After the establishment and destruction of two Temples in Jerusalem, and having multiple empires reign over Israel and renaming the Land of Israel many times over, there was very little hope in the world that Israel, now known as the Jewish People, would ever establish themselves as a nation again. In fact, Rabbi Judah HaLevi in his work “The Kuzari” defends the Jewish Faith that was at the time framed as a lowly faith, since Jews were scattered throughout the world and weren’t perceived as a nation anymore. The Jewish people lacked a country and independence, despite having the Torah and a tradition thousands of years old.

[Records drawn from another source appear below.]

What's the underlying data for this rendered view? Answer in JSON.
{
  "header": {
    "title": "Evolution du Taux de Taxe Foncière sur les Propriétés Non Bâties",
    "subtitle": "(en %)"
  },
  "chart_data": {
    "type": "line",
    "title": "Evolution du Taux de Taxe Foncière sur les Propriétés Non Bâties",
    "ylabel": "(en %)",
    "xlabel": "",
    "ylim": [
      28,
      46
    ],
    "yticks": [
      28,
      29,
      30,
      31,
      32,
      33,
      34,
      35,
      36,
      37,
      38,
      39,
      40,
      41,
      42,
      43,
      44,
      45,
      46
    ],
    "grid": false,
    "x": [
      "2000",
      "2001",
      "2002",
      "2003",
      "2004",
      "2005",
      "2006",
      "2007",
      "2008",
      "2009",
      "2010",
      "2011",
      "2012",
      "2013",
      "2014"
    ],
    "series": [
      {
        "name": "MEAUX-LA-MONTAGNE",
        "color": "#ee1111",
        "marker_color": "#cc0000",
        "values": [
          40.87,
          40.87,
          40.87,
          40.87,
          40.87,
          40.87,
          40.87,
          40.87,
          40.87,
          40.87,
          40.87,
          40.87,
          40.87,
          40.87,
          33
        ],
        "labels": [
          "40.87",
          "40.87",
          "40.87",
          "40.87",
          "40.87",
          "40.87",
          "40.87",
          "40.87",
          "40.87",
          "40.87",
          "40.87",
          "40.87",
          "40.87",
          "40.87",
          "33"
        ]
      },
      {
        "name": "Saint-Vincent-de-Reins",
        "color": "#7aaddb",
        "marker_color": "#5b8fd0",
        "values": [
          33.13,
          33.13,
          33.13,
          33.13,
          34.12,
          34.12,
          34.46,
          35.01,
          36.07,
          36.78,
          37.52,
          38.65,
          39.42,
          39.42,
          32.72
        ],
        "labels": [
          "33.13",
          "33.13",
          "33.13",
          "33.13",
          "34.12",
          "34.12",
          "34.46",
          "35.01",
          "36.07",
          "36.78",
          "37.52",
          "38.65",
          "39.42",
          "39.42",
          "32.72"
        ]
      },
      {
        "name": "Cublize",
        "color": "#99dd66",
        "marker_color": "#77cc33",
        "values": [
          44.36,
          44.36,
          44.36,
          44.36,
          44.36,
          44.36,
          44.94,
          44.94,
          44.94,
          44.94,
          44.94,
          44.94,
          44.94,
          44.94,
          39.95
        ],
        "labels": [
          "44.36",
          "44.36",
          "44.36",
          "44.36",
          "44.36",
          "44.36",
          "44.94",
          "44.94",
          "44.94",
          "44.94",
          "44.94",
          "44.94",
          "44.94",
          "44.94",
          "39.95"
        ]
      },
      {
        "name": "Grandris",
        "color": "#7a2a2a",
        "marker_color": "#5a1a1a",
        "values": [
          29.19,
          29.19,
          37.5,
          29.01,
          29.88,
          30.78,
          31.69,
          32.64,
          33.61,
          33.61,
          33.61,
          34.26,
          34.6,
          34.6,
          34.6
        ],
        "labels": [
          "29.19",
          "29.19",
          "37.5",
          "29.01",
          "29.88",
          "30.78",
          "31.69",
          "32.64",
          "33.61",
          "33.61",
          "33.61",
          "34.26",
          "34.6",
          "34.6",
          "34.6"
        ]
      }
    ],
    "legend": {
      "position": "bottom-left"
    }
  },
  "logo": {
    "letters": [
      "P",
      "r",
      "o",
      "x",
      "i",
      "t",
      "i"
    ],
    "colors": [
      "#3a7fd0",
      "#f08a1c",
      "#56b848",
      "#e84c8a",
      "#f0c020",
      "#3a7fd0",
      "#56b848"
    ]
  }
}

It took until the late 19th Century for Jewish and Zionist leadership to turn their heads to establishing a state for Israel after nearly 2000 years of exile. After many assemblies, political and military battles, an historic vote in the UN in 1947 and the many waves of Aliyah to Israel in the late 19th and early 20th century, David ben Gurion declared Israel as a State in 1948 on the 5th day of Iyar, year 5708. The Chief Rabbinate established that day as Israel’s Independence Day or Yom Ha’atzmaut. Many, including in our community, even say Hallel on Yom Ha’atzmaut during the Tefilla service. Yom Ha’atzmaut is a significant day in Jewish history, not just in the 20th Century but as a full circle since the very day of Pesach, over 3300 years ago. The state was named “Israel” and not “Judah” or “Palestine”, preserving the original destination for the People of Israel on Pesach, led by Moshe and Yehoshua. For the past 72 years, since the declaration made by David ben Gurion, we have been able to engage again with the fifth element of redemtpion - “And I will bring you to the Land”.

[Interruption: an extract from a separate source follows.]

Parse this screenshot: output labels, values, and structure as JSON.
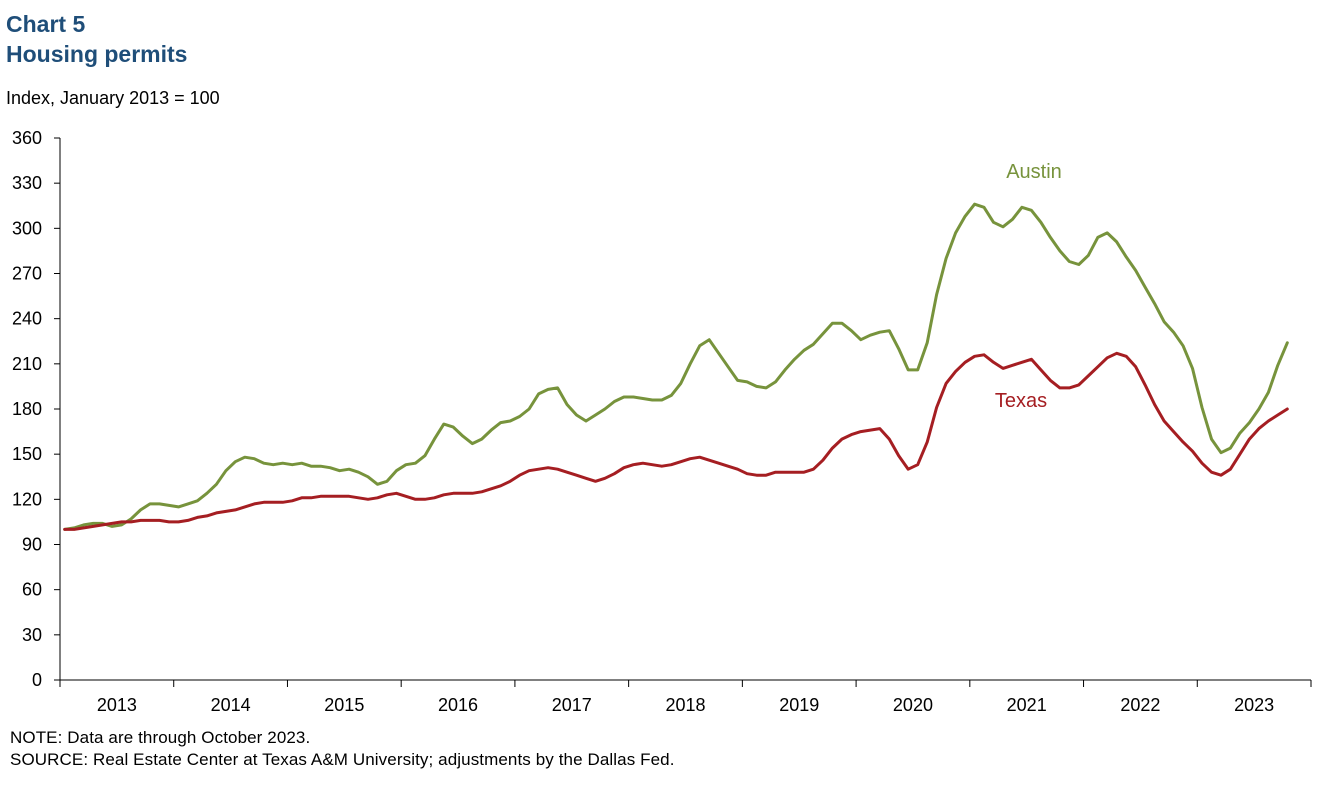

The ultimate goal of Exodus was for Israel to establish themselves as a nation of the Torah in their land. After the Roman exile, that national goal was no longer attainable. The fifth stage of redemption was no longer a reality. From year 130 C.E. the Jewish people were scattered in the Diaspora clinging on to Torah and Jewish tradition, in order to sustain their identity, while being constantly persecuted and victims of anti-semitism with nobody to stand up for them. In 1948 that reality changed. The State of Israel was reestablished, and Israel gained sovereignty over their land for the first time since the end of the Hasmonean Dynasty at the turn of the Common Era.

The Jewish people have a home - Israel. Although many Jews continue to live in the Diaspora, knowing that we have a homeland is nothing short of a game changer. The IDF and Israel embassies around the globe fight for Jews and have the ability protect them wherever they are, any Jew can relocate to Israel without attaining a visa, and the Torah centre of the world has reestablished itself in Jerusalem. This Yom Ha’atzmaut we can remind ourselves that the original destination of the People of Israel from slavery in Egypt has at last come to fruition, and we are privileged of living in those times! Maybe it is not a coincidence that Yom Ha’atzmaut always falls in the middle of the Omer, bridging between Pesach and Shavuot, to symbolize that the intrinsic connection between the People of Israel and the Land of Israel is the glue between physical and spiritual redemption.